Soltner was Lutèce. He could have opened any restaurant he wanted or simply licensed his name to offshoot brasseries inside airports, casinos, and cruise ships. He never did. The company that bought the restaurant in the 1990s tried — it ran a Lutèce in Las Vegas for a while — but quickly learned the man, and not the name, was the draw. Today, there is still another Lutèce. It’s in Georgetown, it’s five years old, and it has no connection to Soltner or the original restaurant. But chef and partner Matt Conroy (who came on board after the name was chosen) says Soltner showed up anyway to eat shortly after the restaurant opened. “It was a random Monday night and the reservation wasn’t in his name,” Conroy recalls. “I was on the line and when I heard he was here I started sweating, tasting everything again.” After the meal, Soltner gave Conroy his card, told him to be in touch if he ever needed anything, and returned to dine (and host a tribute dinner) over the years. “The last time he was here, he was in his 90s and still wanted to talk about how much he loved cooking,” Conroy says. “He told us he was proud of everything we did, but that we had to do it for another 30 years like he had — you need to love the work because you can taste it in the food if the passion isn’t there.”
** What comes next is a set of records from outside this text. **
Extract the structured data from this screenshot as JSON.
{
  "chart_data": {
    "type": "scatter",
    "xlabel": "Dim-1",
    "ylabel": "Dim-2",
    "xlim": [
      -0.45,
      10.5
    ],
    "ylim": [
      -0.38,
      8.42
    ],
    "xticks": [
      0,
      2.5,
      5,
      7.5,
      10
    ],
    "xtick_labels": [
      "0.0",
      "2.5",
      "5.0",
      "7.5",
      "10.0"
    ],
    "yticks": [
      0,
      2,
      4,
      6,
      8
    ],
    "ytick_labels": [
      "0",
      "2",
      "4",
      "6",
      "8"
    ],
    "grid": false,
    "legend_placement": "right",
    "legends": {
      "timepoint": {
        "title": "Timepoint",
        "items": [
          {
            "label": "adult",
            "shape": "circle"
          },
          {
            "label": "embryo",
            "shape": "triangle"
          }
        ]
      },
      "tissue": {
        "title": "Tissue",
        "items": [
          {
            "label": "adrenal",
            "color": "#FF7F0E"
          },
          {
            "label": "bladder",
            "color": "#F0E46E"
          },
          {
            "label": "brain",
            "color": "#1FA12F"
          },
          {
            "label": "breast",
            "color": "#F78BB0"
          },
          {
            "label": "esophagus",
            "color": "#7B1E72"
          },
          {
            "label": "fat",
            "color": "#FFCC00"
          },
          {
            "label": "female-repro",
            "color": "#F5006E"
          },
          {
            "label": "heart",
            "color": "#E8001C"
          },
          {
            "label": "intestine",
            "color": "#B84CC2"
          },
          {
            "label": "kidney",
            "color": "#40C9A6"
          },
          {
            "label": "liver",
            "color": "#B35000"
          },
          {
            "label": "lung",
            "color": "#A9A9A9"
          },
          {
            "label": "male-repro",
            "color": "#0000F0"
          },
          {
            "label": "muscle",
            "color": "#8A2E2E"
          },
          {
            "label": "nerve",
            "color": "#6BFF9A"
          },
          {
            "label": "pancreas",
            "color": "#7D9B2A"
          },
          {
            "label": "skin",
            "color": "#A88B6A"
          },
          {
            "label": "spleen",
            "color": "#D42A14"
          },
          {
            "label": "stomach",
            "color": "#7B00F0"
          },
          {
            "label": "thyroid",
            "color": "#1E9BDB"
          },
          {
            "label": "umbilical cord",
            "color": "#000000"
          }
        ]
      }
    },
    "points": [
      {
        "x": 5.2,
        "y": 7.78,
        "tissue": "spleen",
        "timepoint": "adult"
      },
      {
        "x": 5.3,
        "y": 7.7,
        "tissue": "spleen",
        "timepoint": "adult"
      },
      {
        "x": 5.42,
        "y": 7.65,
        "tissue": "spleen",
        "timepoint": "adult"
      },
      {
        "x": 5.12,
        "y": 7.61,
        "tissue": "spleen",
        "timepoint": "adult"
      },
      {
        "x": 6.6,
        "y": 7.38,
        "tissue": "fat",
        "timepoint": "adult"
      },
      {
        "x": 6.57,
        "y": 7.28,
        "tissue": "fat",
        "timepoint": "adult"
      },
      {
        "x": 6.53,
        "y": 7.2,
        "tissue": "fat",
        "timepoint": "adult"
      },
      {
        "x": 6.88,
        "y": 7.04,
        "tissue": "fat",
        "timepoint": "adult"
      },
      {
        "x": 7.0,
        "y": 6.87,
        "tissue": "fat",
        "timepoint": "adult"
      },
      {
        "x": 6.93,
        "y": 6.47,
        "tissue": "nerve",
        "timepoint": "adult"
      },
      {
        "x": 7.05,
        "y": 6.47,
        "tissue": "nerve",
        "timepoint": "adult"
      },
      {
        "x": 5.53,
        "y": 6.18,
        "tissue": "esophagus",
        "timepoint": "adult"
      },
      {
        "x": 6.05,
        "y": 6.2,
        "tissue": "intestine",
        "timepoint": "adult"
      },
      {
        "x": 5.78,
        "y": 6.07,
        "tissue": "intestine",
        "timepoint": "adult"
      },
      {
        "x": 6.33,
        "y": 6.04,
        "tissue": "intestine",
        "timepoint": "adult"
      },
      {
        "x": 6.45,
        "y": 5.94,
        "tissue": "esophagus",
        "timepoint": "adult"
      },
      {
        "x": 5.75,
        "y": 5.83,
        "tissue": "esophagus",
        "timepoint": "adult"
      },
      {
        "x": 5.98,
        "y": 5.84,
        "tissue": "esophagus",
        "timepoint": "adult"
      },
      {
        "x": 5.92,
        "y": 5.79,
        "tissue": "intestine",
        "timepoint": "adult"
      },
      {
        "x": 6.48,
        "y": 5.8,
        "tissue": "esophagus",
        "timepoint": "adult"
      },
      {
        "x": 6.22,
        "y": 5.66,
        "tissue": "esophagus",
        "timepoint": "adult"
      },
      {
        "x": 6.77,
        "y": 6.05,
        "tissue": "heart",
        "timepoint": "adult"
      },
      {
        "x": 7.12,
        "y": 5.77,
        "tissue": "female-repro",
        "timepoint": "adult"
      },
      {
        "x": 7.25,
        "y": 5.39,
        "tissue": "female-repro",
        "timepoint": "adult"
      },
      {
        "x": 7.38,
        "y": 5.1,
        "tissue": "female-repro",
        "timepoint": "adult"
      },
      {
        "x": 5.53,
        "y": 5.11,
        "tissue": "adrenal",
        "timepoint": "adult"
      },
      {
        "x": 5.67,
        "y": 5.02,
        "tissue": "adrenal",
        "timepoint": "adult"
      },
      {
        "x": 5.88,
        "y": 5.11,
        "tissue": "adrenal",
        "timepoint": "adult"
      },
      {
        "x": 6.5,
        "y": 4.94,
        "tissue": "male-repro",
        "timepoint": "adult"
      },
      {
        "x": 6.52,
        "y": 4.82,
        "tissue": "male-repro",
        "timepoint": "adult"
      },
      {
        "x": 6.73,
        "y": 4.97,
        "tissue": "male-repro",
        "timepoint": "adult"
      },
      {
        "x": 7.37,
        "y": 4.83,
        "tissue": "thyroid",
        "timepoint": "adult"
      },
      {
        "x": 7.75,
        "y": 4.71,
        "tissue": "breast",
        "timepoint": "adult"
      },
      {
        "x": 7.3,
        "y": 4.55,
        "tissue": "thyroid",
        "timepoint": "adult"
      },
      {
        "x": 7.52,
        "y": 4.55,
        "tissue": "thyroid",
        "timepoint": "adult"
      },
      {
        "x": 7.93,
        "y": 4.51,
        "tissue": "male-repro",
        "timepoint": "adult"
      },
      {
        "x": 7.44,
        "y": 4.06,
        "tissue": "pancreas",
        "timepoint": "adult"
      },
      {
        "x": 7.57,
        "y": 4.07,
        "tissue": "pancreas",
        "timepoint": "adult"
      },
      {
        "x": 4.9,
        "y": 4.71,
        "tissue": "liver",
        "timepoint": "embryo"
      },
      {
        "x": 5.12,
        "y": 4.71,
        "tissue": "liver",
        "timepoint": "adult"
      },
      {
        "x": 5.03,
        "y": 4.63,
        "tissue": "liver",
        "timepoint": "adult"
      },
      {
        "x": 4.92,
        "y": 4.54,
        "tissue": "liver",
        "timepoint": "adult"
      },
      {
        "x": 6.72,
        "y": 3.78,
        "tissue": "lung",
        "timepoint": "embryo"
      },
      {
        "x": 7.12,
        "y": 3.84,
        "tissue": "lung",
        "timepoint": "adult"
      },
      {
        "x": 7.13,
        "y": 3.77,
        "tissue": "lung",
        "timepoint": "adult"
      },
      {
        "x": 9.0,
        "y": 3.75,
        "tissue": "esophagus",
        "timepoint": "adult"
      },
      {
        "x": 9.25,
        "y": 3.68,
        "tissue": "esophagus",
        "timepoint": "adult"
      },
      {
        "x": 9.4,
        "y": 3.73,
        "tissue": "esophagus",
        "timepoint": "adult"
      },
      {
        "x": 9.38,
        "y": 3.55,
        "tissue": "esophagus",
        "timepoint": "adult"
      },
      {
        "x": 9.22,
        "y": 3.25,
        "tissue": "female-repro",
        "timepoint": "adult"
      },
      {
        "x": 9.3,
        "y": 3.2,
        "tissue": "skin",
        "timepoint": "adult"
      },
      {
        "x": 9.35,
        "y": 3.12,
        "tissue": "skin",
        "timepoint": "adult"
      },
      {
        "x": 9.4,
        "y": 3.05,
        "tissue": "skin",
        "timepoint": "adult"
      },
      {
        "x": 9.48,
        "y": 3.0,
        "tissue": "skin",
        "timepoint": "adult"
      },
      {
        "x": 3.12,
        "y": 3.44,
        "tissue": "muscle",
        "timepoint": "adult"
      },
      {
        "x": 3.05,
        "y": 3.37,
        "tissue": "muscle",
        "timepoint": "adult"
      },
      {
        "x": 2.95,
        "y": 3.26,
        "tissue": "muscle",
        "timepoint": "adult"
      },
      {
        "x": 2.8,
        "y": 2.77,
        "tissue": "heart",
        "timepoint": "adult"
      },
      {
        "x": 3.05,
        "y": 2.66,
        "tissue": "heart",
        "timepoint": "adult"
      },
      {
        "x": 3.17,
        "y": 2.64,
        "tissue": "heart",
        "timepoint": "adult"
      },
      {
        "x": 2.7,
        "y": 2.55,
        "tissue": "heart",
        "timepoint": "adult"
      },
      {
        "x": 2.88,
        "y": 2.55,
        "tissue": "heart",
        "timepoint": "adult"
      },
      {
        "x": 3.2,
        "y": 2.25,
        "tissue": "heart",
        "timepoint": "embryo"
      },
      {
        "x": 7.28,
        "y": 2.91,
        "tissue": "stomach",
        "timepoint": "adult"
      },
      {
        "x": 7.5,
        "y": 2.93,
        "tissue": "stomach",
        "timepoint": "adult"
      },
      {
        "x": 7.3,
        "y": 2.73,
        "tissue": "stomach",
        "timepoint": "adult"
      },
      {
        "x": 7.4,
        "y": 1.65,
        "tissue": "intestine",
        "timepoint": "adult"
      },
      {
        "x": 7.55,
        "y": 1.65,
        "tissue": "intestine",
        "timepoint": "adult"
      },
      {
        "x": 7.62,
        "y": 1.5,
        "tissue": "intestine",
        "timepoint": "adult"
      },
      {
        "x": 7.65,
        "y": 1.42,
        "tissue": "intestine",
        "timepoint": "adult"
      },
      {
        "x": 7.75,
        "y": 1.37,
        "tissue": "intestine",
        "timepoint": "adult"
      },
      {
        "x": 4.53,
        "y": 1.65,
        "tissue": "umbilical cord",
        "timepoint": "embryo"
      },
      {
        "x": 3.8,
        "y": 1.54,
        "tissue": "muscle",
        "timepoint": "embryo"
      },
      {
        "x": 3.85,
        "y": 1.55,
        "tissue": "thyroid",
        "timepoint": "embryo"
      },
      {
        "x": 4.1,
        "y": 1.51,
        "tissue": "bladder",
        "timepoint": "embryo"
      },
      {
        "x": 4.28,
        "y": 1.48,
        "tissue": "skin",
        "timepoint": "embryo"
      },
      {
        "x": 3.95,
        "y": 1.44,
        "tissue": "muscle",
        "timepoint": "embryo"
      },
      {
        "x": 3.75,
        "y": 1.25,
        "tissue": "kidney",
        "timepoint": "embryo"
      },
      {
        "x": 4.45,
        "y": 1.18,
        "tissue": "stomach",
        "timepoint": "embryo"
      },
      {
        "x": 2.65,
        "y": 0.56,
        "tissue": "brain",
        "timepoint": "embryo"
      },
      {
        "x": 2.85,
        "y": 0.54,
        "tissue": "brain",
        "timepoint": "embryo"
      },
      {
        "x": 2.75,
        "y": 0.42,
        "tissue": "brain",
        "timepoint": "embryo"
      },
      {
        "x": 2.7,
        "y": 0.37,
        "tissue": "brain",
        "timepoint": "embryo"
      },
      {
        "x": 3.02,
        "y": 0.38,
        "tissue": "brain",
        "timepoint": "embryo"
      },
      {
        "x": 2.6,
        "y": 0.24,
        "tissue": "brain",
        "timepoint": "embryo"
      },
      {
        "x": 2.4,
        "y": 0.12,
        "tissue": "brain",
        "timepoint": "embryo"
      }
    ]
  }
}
Soltner told me much the same thing when I was a 23-year-old culinary student, and he took an hour or so out of his day to talk in a small upstairs office. I couldn’t say exactly what we discussed that afternoon (it was a long time ago), but I still remember the feeling of ease that came during the conversation. Soltner was disarmingly unassuming, happy to have a conversation with a young wannabe cook. “André was a mentor, a natural teacher,” Stone says. “Beyond even being a mentor, he set such a good example.” Where some chefs find fame and wealth by exploiting the worst traits of the restaurant world — explosive anger, retaliatory violence, careless expansion — Soltner’s stature, and that of his restaurant, will continue to grow because he embodied the very best.